Overflow crowd turns out to see Richard Dawkins at the College of Charleston
Crowds jammed into the Physicians Memorial Auditorium and three overflow rooms at the College of Charleston Saturday night to see Richard Dawkins, the world’s most famous atheist and evolutionary biologist.
“Wow, lot of people here. Must be the rapture,” joked John Huddlestun, religious studies professor at the college and moderator of the talk. People even sat on stage to hear what was billed as the world’s most famous atheist meets the state’s most famous atheist, Herb Silverman.
Silverman, founder of the Secular Coalition for America and a retired Charleston mathematics professor, hosted Dawkins’ appearance.
Dawkins’ entrance was greeted with a raucous standing ovation. He said he likes to tour Bible Belt towns where like-minded people often thank him for publicly supporting atheism and for challenging religious beliefs.
One woman in audience asked how to deal with being called militant or extreme because she is open about being an atheist.
“Our society has been lulled into treating religion with kid gloves,” Dawkins said. “The result is that if you use really quite soft and mild language, people hear it as militant and extreme.”
He encouraged atheists to be open about their beliefs despite pressures in a largely Christian nation to espouse a faith.
“When people discover that ordinary nice, pleasant, decent, law abiding, taxpaying people are atheists, it must make a huge difference,” Dawkins said.
The audience applauded his criticism of the view that religion keeps people morally in check.
“It is an astonishing idea that the only reason you are good is because you’re frightened of the great spy camera in sky.
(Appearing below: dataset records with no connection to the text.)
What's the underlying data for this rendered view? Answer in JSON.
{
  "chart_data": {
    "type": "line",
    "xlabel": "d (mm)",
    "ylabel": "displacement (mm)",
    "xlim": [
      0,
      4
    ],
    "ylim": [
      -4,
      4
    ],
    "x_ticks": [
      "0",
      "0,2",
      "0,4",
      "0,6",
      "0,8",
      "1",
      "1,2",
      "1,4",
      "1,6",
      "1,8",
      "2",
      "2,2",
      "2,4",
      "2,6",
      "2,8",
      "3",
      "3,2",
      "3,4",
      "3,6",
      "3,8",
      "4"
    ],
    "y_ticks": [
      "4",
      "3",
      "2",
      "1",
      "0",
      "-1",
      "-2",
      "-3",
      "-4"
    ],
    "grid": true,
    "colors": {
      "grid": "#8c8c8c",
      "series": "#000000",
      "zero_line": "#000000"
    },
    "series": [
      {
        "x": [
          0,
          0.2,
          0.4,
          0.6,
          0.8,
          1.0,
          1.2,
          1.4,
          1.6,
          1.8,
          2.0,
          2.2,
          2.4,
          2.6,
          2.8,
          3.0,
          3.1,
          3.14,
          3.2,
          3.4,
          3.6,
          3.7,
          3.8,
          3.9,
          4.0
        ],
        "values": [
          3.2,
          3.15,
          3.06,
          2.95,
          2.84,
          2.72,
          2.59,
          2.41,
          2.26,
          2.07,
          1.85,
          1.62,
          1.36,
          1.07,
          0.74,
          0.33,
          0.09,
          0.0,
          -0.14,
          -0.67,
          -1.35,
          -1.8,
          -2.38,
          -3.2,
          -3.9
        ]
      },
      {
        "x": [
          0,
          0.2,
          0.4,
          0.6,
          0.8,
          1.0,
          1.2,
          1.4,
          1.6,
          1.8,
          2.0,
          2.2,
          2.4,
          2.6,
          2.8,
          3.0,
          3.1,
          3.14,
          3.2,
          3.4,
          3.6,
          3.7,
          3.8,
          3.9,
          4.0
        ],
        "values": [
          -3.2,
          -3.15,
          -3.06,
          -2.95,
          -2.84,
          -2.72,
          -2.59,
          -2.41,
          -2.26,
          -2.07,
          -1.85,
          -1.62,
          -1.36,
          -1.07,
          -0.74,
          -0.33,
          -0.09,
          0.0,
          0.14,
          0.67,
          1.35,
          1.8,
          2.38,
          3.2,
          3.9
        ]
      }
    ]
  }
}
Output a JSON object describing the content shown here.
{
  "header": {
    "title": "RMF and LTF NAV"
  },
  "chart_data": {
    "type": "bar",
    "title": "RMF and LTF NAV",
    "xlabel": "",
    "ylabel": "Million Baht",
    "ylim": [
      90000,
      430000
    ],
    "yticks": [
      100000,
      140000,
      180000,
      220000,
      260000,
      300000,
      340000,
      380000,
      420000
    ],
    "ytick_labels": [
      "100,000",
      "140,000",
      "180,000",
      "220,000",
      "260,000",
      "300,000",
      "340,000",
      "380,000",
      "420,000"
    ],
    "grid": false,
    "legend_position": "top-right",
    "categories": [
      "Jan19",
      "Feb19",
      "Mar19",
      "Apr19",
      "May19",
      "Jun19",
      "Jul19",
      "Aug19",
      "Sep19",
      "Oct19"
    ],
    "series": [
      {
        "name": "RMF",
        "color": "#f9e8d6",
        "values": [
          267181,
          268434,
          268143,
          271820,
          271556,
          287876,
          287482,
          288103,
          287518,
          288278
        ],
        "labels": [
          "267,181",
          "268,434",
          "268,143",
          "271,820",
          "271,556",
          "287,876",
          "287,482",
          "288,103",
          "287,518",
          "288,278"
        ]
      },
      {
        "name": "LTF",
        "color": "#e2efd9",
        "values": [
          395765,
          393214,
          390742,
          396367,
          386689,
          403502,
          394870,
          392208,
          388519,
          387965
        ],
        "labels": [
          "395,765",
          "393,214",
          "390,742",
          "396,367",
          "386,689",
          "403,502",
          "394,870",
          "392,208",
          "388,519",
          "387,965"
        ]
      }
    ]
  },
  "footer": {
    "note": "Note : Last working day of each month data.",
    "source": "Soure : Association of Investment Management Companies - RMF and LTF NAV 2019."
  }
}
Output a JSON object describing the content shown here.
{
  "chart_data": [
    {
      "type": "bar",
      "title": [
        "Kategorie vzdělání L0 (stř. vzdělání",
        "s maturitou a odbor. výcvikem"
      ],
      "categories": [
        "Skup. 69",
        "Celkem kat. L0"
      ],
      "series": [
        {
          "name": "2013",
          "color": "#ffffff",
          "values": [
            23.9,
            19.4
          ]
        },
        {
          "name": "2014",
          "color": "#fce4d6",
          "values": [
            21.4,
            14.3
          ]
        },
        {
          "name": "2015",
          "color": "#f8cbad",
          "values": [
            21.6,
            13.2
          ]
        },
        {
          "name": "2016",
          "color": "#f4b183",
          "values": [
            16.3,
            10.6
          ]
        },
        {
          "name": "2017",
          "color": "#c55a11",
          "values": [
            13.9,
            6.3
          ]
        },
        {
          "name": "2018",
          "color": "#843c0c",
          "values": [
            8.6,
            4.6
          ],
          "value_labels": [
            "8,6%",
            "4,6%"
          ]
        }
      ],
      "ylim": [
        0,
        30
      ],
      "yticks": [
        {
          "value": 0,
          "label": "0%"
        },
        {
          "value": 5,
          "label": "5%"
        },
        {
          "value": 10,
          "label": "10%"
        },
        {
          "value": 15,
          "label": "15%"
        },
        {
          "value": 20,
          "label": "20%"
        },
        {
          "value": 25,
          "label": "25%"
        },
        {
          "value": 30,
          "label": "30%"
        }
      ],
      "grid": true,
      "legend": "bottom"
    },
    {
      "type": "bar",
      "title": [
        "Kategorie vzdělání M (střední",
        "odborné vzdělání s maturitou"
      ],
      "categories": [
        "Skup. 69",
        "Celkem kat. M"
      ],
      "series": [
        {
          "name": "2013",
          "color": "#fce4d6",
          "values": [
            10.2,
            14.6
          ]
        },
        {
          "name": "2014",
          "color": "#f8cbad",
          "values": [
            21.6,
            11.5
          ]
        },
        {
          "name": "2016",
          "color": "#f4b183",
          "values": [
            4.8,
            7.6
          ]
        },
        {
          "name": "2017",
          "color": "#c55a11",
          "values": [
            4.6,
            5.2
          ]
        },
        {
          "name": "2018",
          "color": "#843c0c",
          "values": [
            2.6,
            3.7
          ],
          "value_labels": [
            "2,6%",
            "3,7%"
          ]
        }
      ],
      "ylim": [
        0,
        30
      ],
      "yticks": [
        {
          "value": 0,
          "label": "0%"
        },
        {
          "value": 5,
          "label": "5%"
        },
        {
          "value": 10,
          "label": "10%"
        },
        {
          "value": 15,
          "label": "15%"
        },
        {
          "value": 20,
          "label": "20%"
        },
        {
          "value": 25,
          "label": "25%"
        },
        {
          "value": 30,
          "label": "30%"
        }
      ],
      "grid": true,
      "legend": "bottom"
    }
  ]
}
What a terribly ignoble reason to be good. It’s a very cynical view of humanity.”
Dawkins, referred to as the most cited scientist alive, is bestselling author of 11 books including “The God Delusion” and “The Blind Watchmaker: Why the Evidence of Evolution Reveals a Universe Without Design.”
His talk often returned to the idea that the natural world is so complex that a divine being must be at the helm of its creation.
“I love truth, and I think the truth about the world and about the universe is awesomely exciting,” Dawkins said.
But he cautioned that there is a difference between awe and faith.
“Don’t ever say I don’t understand something, therefore God did it,” Dawkins said to loud applause.
For instance, he questioned how people can believe Jesus literally turned water into wine or that people have souls but other animals do not. “At some point God stepped in with his divine hypodermic and injected a soul?” Dawkins quipped.